To accomplish this, we tweaked the accumulators' rho parameter to bucket a lot of lines together. This causes fewer borders to be included, while having little effect on text lines. This is illustrated in the below images.

low_rho_image

Low rho image

high_rho_image

high rho image

Looking at the function definition of HoughLinesP.

cv2.HoughLinesP(image, rho, theta, threshold[, lines[, minLineLength[, maxLineGap]]])

Each of these parameters is significant:
  • theta: Provides the angle resolution. same as the theta in polar coordinates. As with rho, higher values lead to bucketing together.
  • rho: Provides distance resolution. Higher values lead to bucketing together. The combination of rho and theta produces a rho*theta matrix that serves as the accumulator.
  • threshold: This parameter ensures that the accumulator does not consider a point, if the number of lines crossing the point is not greater than threshold.
  • minLineLength: Only lines greater than the minimum length are returned. This can be decreased to allow for short phrases of text.
  • maxLineGap: The maximum allowed space between collinear points, before not considering them part of the same line. This should be kept lower, ideally less than the line gap between lines.

Also note that hough lines requires some preprocessing of image with an edge detection algorithm. And, we use Canny Edge algorithm.

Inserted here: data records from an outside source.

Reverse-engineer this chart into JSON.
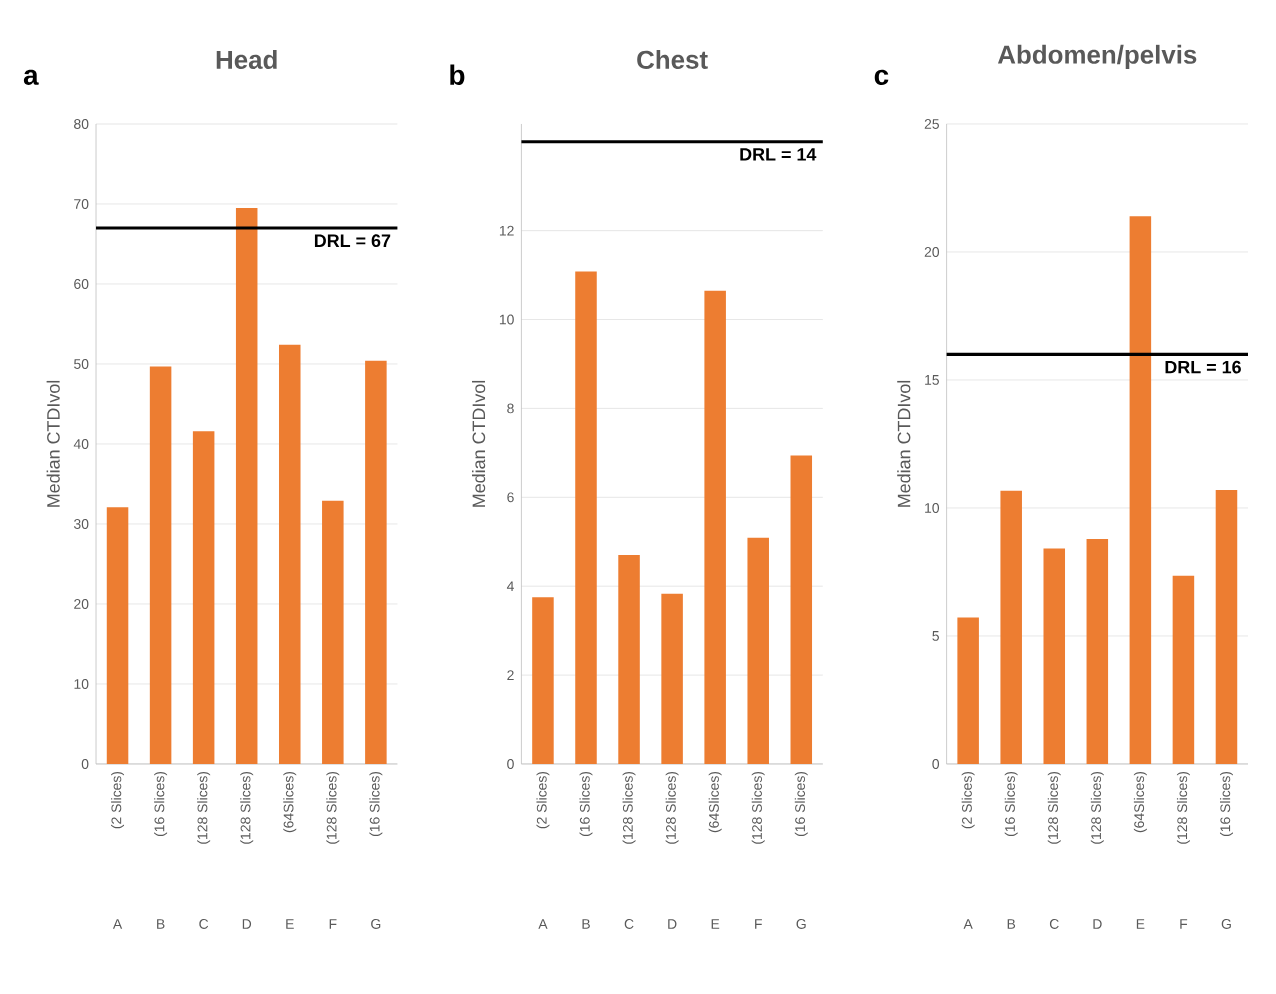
{
  "chart_data": [
    {
      "type": "bar",
      "title": "Head",
      "ylabel": "Median CTDIvol",
      "categories": [
        "(2 Slices)",
        "(16 Slices)",
        "(128 Slices)",
        "(128 Slices)",
        "(64Slices)",
        "(128 Slices)",
        "(16 Slices)"
      ],
      "values": [
        32.1,
        49.7,
        41.6,
        69.5,
        52.4,
        32.9,
        50.4
      ],
      "color": "#ed7d31",
      "ylim": [
        0,
        80
      ],
      "yticks": [
        0,
        10,
        20,
        30,
        40,
        50,
        60,
        70,
        80
      ],
      "grid": "y",
      "ref_lines": [
        {
          "axis": "y",
          "value": 67,
          "label": "DRL = 67",
          "color": "#000000"
        }
      ],
      "annotations": [
        "a",
        "A",
        "B",
        "C",
        "D",
        "E",
        "F",
        "G"
      ]
    },
    {
      "type": "bar",
      "title": "Chest",
      "ylabel": "Median CTDIvol",
      "categories": [
        "(2 Slices)",
        "(16 Slices)",
        "(128 Slices)",
        "(128 Slices)",
        "(64Slices)",
        "(128 Slices)",
        "(16 Slices)"
      ],
      "values": [
        3.75,
        11.08,
        4.7,
        3.83,
        10.65,
        5.09,
        6.94
      ],
      "color": "#ed7d31",
      "ylim": [
        0,
        14.4
      ],
      "yticks": [
        0,
        2,
        4,
        6,
        8,
        10,
        12
      ],
      "grid": "y",
      "ref_lines": [
        {
          "axis": "y",
          "value": 14,
          "label": "DRL = 14",
          "color": "#000000"
        }
      ],
      "annotations": [
        "b",
        "A",
        "B",
        "C",
        "D",
        "E",
        "F",
        "G"
      ]
    },
    {
      "type": "bar",
      "title": "Abdomen/pelvis",
      "ylabel": "Median CTDIvol",
      "categories": [
        "(2 Slices)",
        "(16 Slices)",
        "(128 Slices)",
        "(128 Slices)",
        "(64Slices)",
        "(128 Slices)",
        "(16 Slices)"
      ],
      "values": [
        5.72,
        10.67,
        8.42,
        8.79,
        21.4,
        7.35,
        10.7
      ],
      "color": "#ed7d31",
      "ylim": [
        0,
        25
      ],
      "yticks": [
        0,
        5,
        10,
        15,
        20,
        25
      ],
      "grid": "y",
      "ref_lines": [
        {
          "axis": "y",
          "value": 16,
          "label": "DRL = 16",
          "color": "#000000"
        }
      ],
      "annotations": [
        "c",
        "A",
        "B",
        "C",
        "D",
        "E",
        "F",
        "G"
      ]
    }
  ]
}
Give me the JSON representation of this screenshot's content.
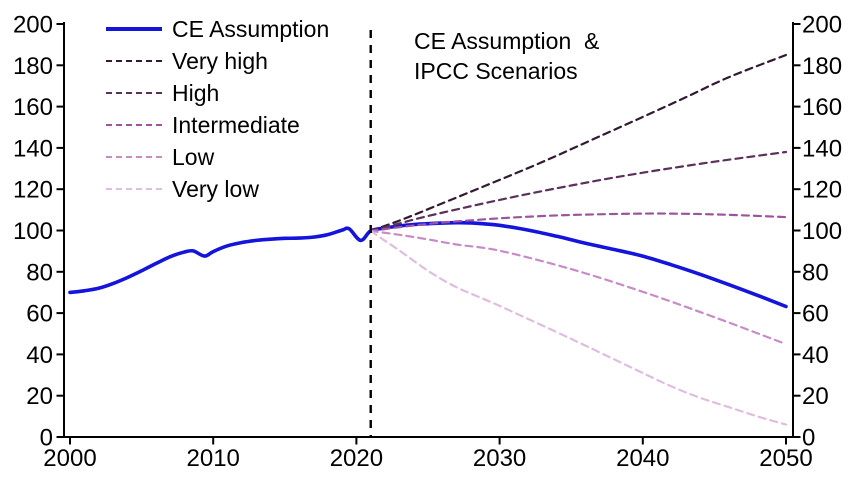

The HoughLinesP function returns the coordinates of lines and we simply apply arctan to get the angle of lines and pick the mode, this give us the detected angle.

The final step then is to run tesseract on rotated image and its inverse. We use langdetect python library for detecting language of text. And pass the word tokens through the language dictionary. Finally, we pick the orientation which detects the most words and save the rotated image and the extracted text.

Tuning or Tweaks

We run the entire preprocessing stage using javacpp which has wrappers for OpenCV, this leads to higher performance(We use parallel streams for processing individual images in parallel), and leave the orientation detection and extraction to python (we employ python process pool and map for parallelization).